You will do well to send privately for the Empress Josephine’s comptroller and make him aware that nothing will be paid over to him, unless proof is furnished that there are no debts; and, as I will have no shilly-shallying on the subject, this must be guaranteed on the comptroller’s own property. You will therefore notify the comptroller, that from the 1st of January next, no payment will be made, either in your office, or by the Crown Treasury, until he has given an undertaking that no debts exist, and made his own property responsible for the fact. I have information that the expenditure in that household is exceedingly careless. You will, therefore, see the comptroller, and put yourself in possession of all facts regarding money matters; for it is absurd that instead of saving two millions of money, as the Empress should have done, she should have more debts to be paid. It will be easy for you to find out the truth about this from the comptroller, and to make him understand that he himself might be seriously compromised.

Take an opportunity of seeing the Empress Josephine yourself, and give her to understand that I trust her household will be managed with more economy, and that if any debts are left outstanding, she will incur my sovereign displeasure. The Empress Louise has only 100 000 crowns; she pays everything every week; she does without gowns, and denies herself, so as never to owe money.

My intention is, then, that from the 1st of January, no payment shall be made for the Empress Josephine’s household without a certificate from the comptroller, to the effect that she has no debts. Look into her budget for 1811, and that prepared for 1812. It should not amount to more than a million. If too many horses are kept, some of them must be put down.
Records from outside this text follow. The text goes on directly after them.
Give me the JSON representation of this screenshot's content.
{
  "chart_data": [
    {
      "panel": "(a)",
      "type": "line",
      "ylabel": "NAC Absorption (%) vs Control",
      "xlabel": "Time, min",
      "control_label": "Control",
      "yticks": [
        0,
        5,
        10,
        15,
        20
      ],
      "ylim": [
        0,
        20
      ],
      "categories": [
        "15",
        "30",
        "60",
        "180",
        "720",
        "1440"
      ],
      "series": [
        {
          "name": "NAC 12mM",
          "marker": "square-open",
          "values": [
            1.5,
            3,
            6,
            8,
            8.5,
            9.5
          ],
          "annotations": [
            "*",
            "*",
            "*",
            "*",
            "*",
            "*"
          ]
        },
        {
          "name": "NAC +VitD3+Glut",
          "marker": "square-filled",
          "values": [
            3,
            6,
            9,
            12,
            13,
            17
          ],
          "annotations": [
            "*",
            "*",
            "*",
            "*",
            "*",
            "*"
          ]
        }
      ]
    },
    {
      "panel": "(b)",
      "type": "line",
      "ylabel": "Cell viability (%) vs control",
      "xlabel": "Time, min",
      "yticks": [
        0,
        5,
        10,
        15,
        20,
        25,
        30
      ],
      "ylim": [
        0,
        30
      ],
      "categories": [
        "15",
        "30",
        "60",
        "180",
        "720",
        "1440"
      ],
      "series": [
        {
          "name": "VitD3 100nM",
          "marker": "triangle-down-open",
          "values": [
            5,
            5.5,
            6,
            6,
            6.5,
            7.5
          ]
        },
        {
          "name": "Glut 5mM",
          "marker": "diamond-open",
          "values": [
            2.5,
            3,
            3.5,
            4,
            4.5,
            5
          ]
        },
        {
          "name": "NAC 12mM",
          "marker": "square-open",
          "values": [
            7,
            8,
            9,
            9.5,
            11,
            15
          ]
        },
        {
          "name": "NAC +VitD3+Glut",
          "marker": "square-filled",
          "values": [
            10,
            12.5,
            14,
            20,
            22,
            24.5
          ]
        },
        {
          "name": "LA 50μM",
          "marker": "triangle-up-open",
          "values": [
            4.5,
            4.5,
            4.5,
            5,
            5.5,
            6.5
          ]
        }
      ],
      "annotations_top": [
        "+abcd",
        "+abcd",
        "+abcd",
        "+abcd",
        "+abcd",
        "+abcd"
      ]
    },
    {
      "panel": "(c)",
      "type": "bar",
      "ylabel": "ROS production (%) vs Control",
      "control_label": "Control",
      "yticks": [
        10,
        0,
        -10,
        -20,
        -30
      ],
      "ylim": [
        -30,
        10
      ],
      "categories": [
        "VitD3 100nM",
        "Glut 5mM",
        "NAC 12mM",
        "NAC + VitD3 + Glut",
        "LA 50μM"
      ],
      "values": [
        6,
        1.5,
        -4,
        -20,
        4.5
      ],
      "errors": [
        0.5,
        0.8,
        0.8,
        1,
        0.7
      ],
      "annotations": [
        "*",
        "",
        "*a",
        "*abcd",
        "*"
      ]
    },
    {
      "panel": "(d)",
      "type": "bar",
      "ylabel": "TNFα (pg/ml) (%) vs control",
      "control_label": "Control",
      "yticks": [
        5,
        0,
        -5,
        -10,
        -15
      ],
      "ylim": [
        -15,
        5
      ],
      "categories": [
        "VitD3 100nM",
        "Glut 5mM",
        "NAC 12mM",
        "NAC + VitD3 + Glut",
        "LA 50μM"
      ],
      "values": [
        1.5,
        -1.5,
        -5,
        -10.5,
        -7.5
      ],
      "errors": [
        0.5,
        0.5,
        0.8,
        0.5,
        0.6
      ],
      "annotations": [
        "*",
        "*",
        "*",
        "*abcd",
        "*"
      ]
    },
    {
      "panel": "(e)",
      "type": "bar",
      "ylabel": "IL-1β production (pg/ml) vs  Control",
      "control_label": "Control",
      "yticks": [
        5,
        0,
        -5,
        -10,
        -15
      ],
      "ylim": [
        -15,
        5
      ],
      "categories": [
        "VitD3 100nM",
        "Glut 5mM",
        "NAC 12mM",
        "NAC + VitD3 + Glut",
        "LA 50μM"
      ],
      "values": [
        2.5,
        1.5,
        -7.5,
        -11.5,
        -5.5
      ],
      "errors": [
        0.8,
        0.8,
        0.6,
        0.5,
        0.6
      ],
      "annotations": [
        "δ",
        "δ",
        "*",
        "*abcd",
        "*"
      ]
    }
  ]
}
The Empress Josephine, who has children and grandchildren, ought to economise, and so be of some use to them, instead of running into debt.

I desire you will not make any more payments to Queen Hortense, either on account of her appanage, or for wood-felling, without asking my permission. Confer with her comptroller too, so that her household may be properly managed, and that she may not only keep out of debt, but regulate her expenditure in a fitting manner.

CHAPTER X
EFFECT ON JOSEPHINE OF DISASTERS IN RUSSIA—ANXIETY DURING CAMPAIGN OF 1813—FLIGHT FROM PARIS—DEATH IN 1814

By the spring of 1812 Josephine had adjusted herself admirably to her new life. She had conquered her suspicions, acquired self-control, taken up useful duties. Her position was recognized by all France. In every quarter she was loved and honored. Never indeed in all her disordered, changeful existence was she so worthy of respect and affection. With every week her power of self-control, her capacity for happiness seemed to grow. In the spring she spent some time with Hortense at the chateau of Saint Leu, the latter’s country home. After she returned to Malmaison, she wrote back a letter which shows to what a large degree she had regained contentment. “The few days I spent with you,” she wrote Hortense, “were very happy, and did me great good. Everybody who comes to see me says that I never looked better, and I am not surprised at it. My health always depends on my experiences, and those with you were sweet and happy.”
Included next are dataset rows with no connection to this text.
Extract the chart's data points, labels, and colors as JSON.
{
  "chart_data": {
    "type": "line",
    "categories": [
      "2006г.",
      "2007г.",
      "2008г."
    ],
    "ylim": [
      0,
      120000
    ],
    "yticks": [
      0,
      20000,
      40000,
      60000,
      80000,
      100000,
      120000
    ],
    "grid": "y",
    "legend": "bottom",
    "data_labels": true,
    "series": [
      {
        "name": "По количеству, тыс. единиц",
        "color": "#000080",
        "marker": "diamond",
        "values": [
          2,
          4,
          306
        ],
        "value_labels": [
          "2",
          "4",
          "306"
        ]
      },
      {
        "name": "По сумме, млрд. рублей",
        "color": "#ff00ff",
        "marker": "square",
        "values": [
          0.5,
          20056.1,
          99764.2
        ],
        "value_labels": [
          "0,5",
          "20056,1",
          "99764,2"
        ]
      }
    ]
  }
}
In June, the campaign against Russia, for which Napoleon had been preparing for several months, began; but there is no indication that Josephine had any anxiety in seeing the Grand Army set out. Had she not seen the Emperor return from Italy, from Austerlitz, Jena, and Wagram? In July she went to Milan, to remain with the Princess Augusta, Eugène’s wife, through her confinement. She seemed to get great pleasure from her visit. The princess she found charming, the children could not be better, everybody treated her with a consideration and an affection which touched her deeply. She seems to have been happy at Milan for the most natural, wholesome reasons—because her son’s wife is a good woman and loves her husband; because the new granddaughter is a healthy child; because the good people of Milan remember her, and love her.

Josephine took great satisfaction at this time, too, in Eugène’s success. He was, in fact, justifying fully in Russia the good opinion the Emperor had always had of him, and his letters to his mother were almost exultant. “The Emperor gained a great victory over the Russians to-day,” he wrote her on September 8th. “We fought for thirteen hours, and I commanded the left. We all did our duty, and I hope the Emperor is satisfied.” And again, “I write you only two words, my good mother, to tell you that I am well. My corps had a brilliant day yesterday. I had to deal with eight divisions of the enemy from morning until night, and I kept my position. The Emperor is pleased, and you can believe that I am.”

But the joy of victory was not long continued. Moscow was entered on September 15th, 1812. The exultation that the capture of the enemy’s capital caused in France was short-lived. Close upon it came reports of the burning of the city, of the awful cost of the march inland, of the suffering the army was undergoing. When Josephine reached Paris in October, the city was full of sinister reports of defeat. A plot to seize the government, based on a report of Napoleon’s death, had just been suppressed. Her letters from Eugène had talked only of victory. What could it mean? As she listened to the reports afloat and came under the spell of the city’s foreboding, a deadly despair seized her. At the mere mention of Napoleon’s name she wept. Her face carried such woe that her household feared that worse evils had befallen them than they knew of, and Malmaison for weeks was wrapped in gloom.